After two albums — 1997’s self-titled debut (reissued in 2001 as We Do As We Please) and 2000’s A Journey Out Of Time, both of which stressed traditional songs and a sparse, minimalist sound — the brothers released Cowgirl A-Go-Go in 2002. Though it retains the cowboy aesthetic, the songs are all originals, the sound is richer, and there are a few decidedly outre touches as well, such as name-checking the Ramones in the title track.
“Chip and I always loved the Ramones,” Tony says. “We wrote that line after Joey died, just out of a sense of tribute. And then of course Dee Dee died a little while later. That’s why we did that: out of a true sense of honor and love for that band.”
Of their newly fleshed-out sound, Tony says, “We wanted people to have to work a little less hard to get it. Cowboy Nation up to now has been a very high-concept band. When we started doing this, it was bizarre. People would say, ‘What are you doing?’ I’d say, ‘Cowboy music.’ People had no idea what I was talking about. They’d say, ‘Gene Autry?’ ‘No, not really.’ Then it was, ‘Oh, like Cowboy Junkies?’ ‘No.’ But I guess that kind of goes with the territory.”

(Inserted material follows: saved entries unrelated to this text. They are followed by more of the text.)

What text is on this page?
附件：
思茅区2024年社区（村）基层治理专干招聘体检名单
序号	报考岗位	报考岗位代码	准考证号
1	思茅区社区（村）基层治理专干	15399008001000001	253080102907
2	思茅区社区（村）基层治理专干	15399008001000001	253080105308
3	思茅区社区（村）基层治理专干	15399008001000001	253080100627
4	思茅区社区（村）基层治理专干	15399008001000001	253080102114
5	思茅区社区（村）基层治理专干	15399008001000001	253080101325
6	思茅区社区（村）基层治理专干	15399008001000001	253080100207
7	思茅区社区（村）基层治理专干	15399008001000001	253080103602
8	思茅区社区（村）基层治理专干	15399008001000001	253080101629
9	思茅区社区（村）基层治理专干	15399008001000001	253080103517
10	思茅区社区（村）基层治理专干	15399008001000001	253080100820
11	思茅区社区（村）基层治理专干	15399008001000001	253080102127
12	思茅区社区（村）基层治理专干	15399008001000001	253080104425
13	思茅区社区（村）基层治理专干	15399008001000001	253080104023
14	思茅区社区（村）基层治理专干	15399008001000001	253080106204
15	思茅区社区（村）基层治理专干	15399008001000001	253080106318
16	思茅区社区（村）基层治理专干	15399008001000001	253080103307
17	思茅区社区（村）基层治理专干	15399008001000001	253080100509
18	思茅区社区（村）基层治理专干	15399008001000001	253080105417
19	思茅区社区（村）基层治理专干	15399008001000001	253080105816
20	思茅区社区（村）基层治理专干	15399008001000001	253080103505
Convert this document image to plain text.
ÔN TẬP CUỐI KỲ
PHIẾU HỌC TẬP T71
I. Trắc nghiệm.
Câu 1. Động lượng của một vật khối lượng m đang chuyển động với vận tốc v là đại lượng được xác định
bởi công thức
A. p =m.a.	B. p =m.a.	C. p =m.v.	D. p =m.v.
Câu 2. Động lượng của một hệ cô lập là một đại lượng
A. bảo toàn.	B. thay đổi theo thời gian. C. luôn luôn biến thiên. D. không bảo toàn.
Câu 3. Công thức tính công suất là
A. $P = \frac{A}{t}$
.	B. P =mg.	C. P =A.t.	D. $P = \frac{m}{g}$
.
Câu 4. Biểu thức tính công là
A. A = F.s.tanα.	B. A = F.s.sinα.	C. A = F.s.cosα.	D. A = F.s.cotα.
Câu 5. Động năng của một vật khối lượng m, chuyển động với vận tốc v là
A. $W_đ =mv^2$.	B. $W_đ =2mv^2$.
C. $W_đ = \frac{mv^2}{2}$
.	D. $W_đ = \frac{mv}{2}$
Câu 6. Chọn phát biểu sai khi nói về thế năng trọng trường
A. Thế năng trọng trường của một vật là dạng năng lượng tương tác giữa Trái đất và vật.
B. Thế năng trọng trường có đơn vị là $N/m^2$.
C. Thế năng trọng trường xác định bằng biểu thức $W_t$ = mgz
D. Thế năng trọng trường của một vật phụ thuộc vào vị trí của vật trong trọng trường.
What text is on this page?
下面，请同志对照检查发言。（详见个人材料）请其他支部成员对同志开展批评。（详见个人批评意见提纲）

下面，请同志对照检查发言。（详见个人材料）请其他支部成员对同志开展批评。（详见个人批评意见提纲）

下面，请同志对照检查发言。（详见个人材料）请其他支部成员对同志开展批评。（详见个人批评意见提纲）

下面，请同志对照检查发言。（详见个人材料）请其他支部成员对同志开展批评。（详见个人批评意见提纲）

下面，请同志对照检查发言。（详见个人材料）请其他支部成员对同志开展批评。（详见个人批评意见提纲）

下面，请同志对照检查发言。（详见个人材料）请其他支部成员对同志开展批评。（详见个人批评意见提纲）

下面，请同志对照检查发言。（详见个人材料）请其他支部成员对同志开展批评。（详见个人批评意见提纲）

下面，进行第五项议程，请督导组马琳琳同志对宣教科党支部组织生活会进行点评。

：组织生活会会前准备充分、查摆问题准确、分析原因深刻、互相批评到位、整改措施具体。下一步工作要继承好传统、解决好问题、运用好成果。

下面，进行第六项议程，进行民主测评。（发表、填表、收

As for the trailblazing accomplishments of the brothers’ previous bands, particularly Rank & File, Tony admits that, until recently, he felt as if they had been largely written out of music history. It’s understandable, he notes, given that Rank & File’s landmark early-’80s albums Sundown and Long Gone Dead — “You know, the good stuff, not the crappy third album,” Tony quips — have never been available on CD (though that’s finally scheduled to change this spring with a Rhino Records reissue titled The Slash Years). A whole generation grew up without hearing the band unless they made the effort to delve into their elder siblings’ scratchy old records.
“But I was there at the beginning, and I know what it was like,” Tony says. “There were no magazines, there were no radio stations, there were no nightclubs. Everything that we did, we had to create out of our own head. It was literally pioneer days. Rank & File ran its course, though, and I saw things change as we were doing it. I saw how many bands we inspired. I saw the crowds start coming to the shows, I saw the record sales. I knew things were getting bigger. But the band had an ugly ending, and things just moved on and times changed.
“It’s like David Bowie says — it doesn’t matter who did it first, it’s who did it second.”